Prinsip Ta’.wil : Sama seperti Al-Qummi, At-Tabarsi dan ulama Syiah lainnya menafsirkan secara metaforis: Yad (Tangan) memerintah sebagai kekuasaan, Wajh (Wajah) sebagai dzat abadi, dan Istiwa’ (Bersemayam) sebagai penguasaan mutlak.
Contoh Implementasi : Dalam menafsirkan QS. Al-Fath [48]:10
إِنَّ ٱلَّذِينَ يُبَايِعُونَكَ إِنَّمَا يُبَايِعُونَ ٱللَّهَ يَدُ ٱللَّهِ فَوْقَ أَيْدِيهِمْ ۚ فَمَن نَّكَثَ فَإِنَّمَا يَنكُثُ عَلَىٰ نَفْسِهِۦ ۖ وَمَنْ أَوْفَىٰ بِمَا عَٰهَدَ عَلَيْهُ ٱللَّهَ فَسَيُؤْتِيهِ أَجْرًا عَظِيمًا
“Bahwasanya orang-orang yang berjanji setia kepada kamu sesungguhnya mereka berjanji setia kepada Allah. Tangan Allah di atas tangan mereka (Yadu Allāhi fawqa aydīhim). Maka barang siapa yang melanggar janjinya niscaya akibat pelanggaran itu akan menimpa dirinya sendiri dan barang siapa menepati janjinya kepada Allah, maka Allah akan memberinya pahala yang besar.”
( Yad Allāh fawqa aydīhim , “Tangan Allah di atas tangan mereka”), Yad Allāh pertolongan sebagai pertolongan dan kesaksian Allah, bukan tangan fisik. Jika Al-Qummi di era awal menggunakan strategi menghindar dan menakwil secara doktrinal (Imam-sentris), At-Tabarsi di era klasik cenderung lebih sistematis dan rasional dengan menyajikan argumentasi linguistik untuk takwil tersebut dan secara eksplisit menolak pandangan Mujassimah (mereka yang mempercayai Tuhan memiliki tubuh).
Konsistensi menjaga kemurnian tauhid
Meskipun gaya mereka berbeda—Al-Qummi fokus pada riwayah dan At-Tabarsi lebih komparatif —kedua mufassir Syiah ini memiliki tujuan akhir yang sama: menjaga kemurnian Tauhid (tanzīh ) dari penyerupaan fisik (tajsīm). Penafsiran yang menolak antropomorfisme tidak hanya menjaga kemurnian Tauhid, tetapi juga memenuhi standar tafsir yang sahih dan ilmiah.

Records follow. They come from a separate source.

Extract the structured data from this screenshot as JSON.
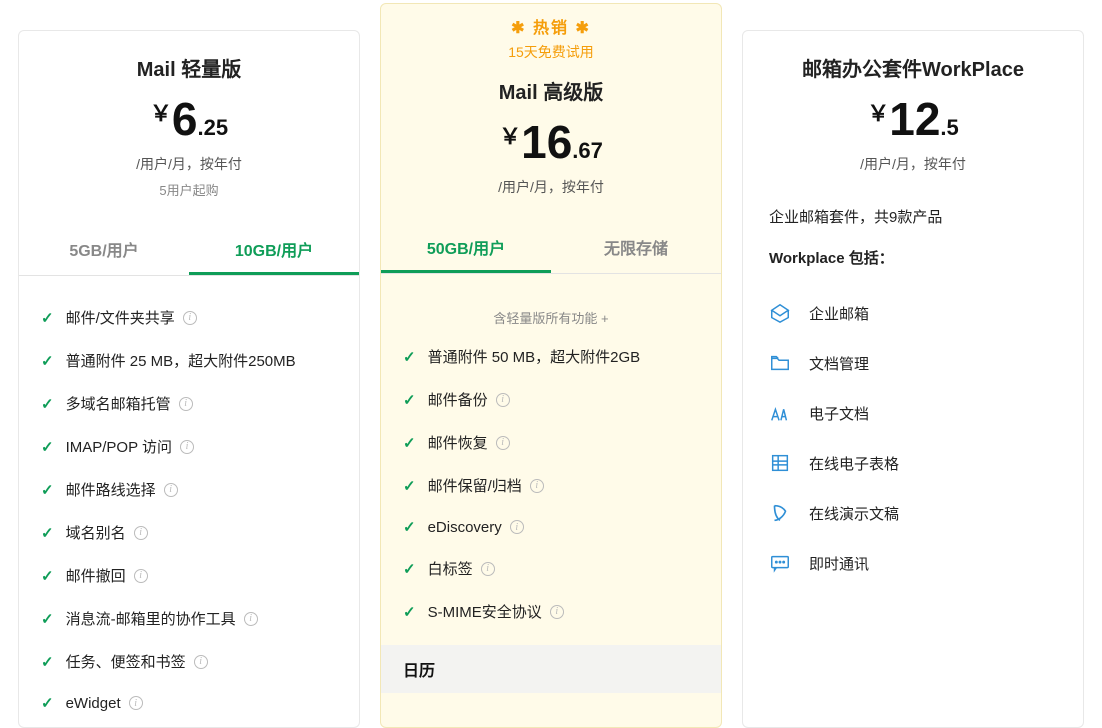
{
  "plans": {
    "lite": {
      "title": "Mail 轻量版",
      "currency": "￥",
      "price_big": "6",
      "price_dec": ".25",
      "sub": "/用户/月，按年付",
      "sub2": "5用户起购",
      "tabs": [
        "5GB/用户",
        "10GB/用户"
      ],
      "features": [
        {
          "t": "邮件/文件夹共享",
          "info": true
        },
        {
          "t": "普通附件 25 MB，超大附件250MB",
          "info": false
        },
        {
          "t": "多域名邮箱托管",
          "info": true
        },
        {
          "t": "IMAP/POP 访问",
          "info": true
        },
        {
          "t": "邮件路线选择",
          "info": true
        },
        {
          "t": "域名别名",
          "info": true
        },
        {
          "t": "邮件撤回",
          "info": true
        },
        {
          "t": "消息流-邮箱里的协作工具",
          "info": true
        },
        {
          "t": "任务、便签和书签",
          "info": true
        },
        {
          "t": "eWidget",
          "info": true
        }
      ]
    },
    "pro": {
      "hot": "✱ 热销 ✱",
      "trial": "15天免费试用",
      "title": "Mail 高级版",
      "currency": "￥",
      "price_big": "16",
      "price_dec": ".67",
      "sub": "/用户/月，按年付",
      "tabs": [
        "50GB/用户",
        "无限存储"
      ],
      "features_note": "含轻量版所有功能 +",
      "features": [
        {
          "t": "普通附件 50 MB，超大附件2GB",
          "info": false
        },
        {
          "t": "邮件备份",
          "info": true
        },
        {
          "t": "邮件恢复",
          "info": true
        },
        {
          "t": "邮件保留/归档",
          "info": true
        },
        {
          "t": "eDiscovery",
          "info": true
        },
        {
          "t": "白标签",
          "info": true
        },
        {
          "t": "S-MIME安全协议",
          "info": true
        }
      ],
      "section": "日历"
    },
    "wp": {
      "title": "邮箱办公套件WorkPlace",
      "currency": "￥",
      "price_big": "12",
      "price_dec": ".5",
      "sub": "/用户/月，按年付",
      "line1": "企业邮箱套件，共9款产品",
      "line2": "Workplace 包括：",
      "products": [
        {
          "t": "企业邮箱",
          "icon": "mail"
        },
        {
          "t": "文档管理",
          "icon": "folder"
        },
        {
          "t": "电子文档",
          "icon": "writer"
        },
        {
          "t": "在线电子表格",
          "icon": "sheet"
        },
        {
          "t": "在线演示文稿",
          "icon": "show"
        },
        {
          "t": "即时通讯",
          "icon": "chat"
        }
      ]
    }
  }
}
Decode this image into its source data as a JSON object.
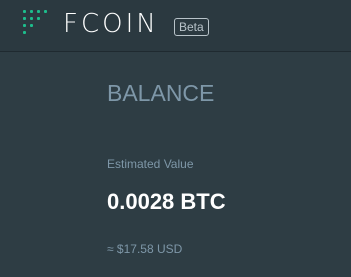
{
  "header": {
    "logo_text": "FCOIN",
    "beta_badge": "Beta",
    "brand_color": "#1dbd8c"
  },
  "balance": {
    "title": "BALANCE",
    "estimated_label": "Estimated Value",
    "btc_value": "0.0028 BTC",
    "usd_value": "≈ $17.58 USD"
  }
}
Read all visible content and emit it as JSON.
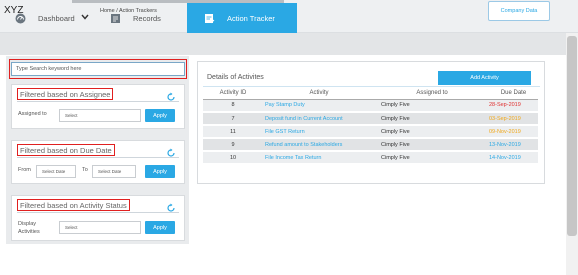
{
  "tabs": [
    {
      "label": "Dashboard",
      "icon": "speedometer-icon"
    },
    {
      "label": "Records",
      "icon": "records-icon"
    },
    {
      "label": "Action Tracker",
      "icon": "action-tracker-icon",
      "active": true
    }
  ],
  "subbar": {
    "company": "XYZ",
    "breadcrumb": "Home  /  Action Trackers",
    "company_data_label": "Company Data"
  },
  "search": {
    "placeholder": "Type Search keyword here"
  },
  "filters": {
    "assignee": {
      "title": "Filtered based on Assignee",
      "label": "Assigned to",
      "select": "Select",
      "apply": "Apply"
    },
    "due_date": {
      "title": "Filtered based on Due Date",
      "from_label": "From",
      "from_placeholder": "Select Date",
      "to_label": "To",
      "to_placeholder": "Select Date",
      "apply": "Apply"
    },
    "status": {
      "title": "Filtered based on Activity Status",
      "label_line1": "Display",
      "label_line2": "Activities",
      "select": "Select",
      "apply": "Apply"
    }
  },
  "details": {
    "title": "Details of Activites",
    "add_button": "Add Activity",
    "columns": [
      "Activity ID",
      "Activity",
      "Assigned to",
      "Due Date"
    ],
    "rows": [
      {
        "id": "8",
        "activity": "Pay Stamp Duty",
        "assigned": "Cimply Five",
        "due": "28-Sep-2019",
        "due_color": "red"
      },
      {
        "id": "7",
        "activity": "Deposit fund in Current Account",
        "assigned": "Cimply Five",
        "due": "03-Sep-2019",
        "due_color": "yellow"
      },
      {
        "id": "11",
        "activity": "File GST Return",
        "assigned": "Cimply Five",
        "due": "09-Nov-2019",
        "due_color": "yellow"
      },
      {
        "id": "9",
        "activity": "Refund amount to Stakeholders",
        "assigned": "Cimply Five",
        "due": "13-Nov-2019",
        "due_color": "blue"
      },
      {
        "id": "10",
        "activity": "File Income Tax Return",
        "assigned": "Cimply Five",
        "due": "14-Nov-2019",
        "due_color": "blue"
      }
    ]
  },
  "colors": {
    "accent": "#2aa8e4",
    "highlight": "#e02020",
    "overdue": "#e03030",
    "upcoming": "#f0a81a"
  }
}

Validitas tafsir i’tiqādī ditentukan oleh kesesuaiannya dengan: Sumber tafsir yang sahih (Al-Qur’an dan hadis),
Analisis Kaidah Tafsir, dan tanpa adanya klaim kebenaran sepihak (Truth Claim). Dengan demikian, melalui strategi ta’wīl dan fokus fokus, Al-Qummi dan At-Tabarsi telah berhasil membimbing pembaca untuk memahami sifat-sifat Allah bukan sebagai wujud manusia, melainkan sebagai Dzat yang Maha Suci dan mutlak..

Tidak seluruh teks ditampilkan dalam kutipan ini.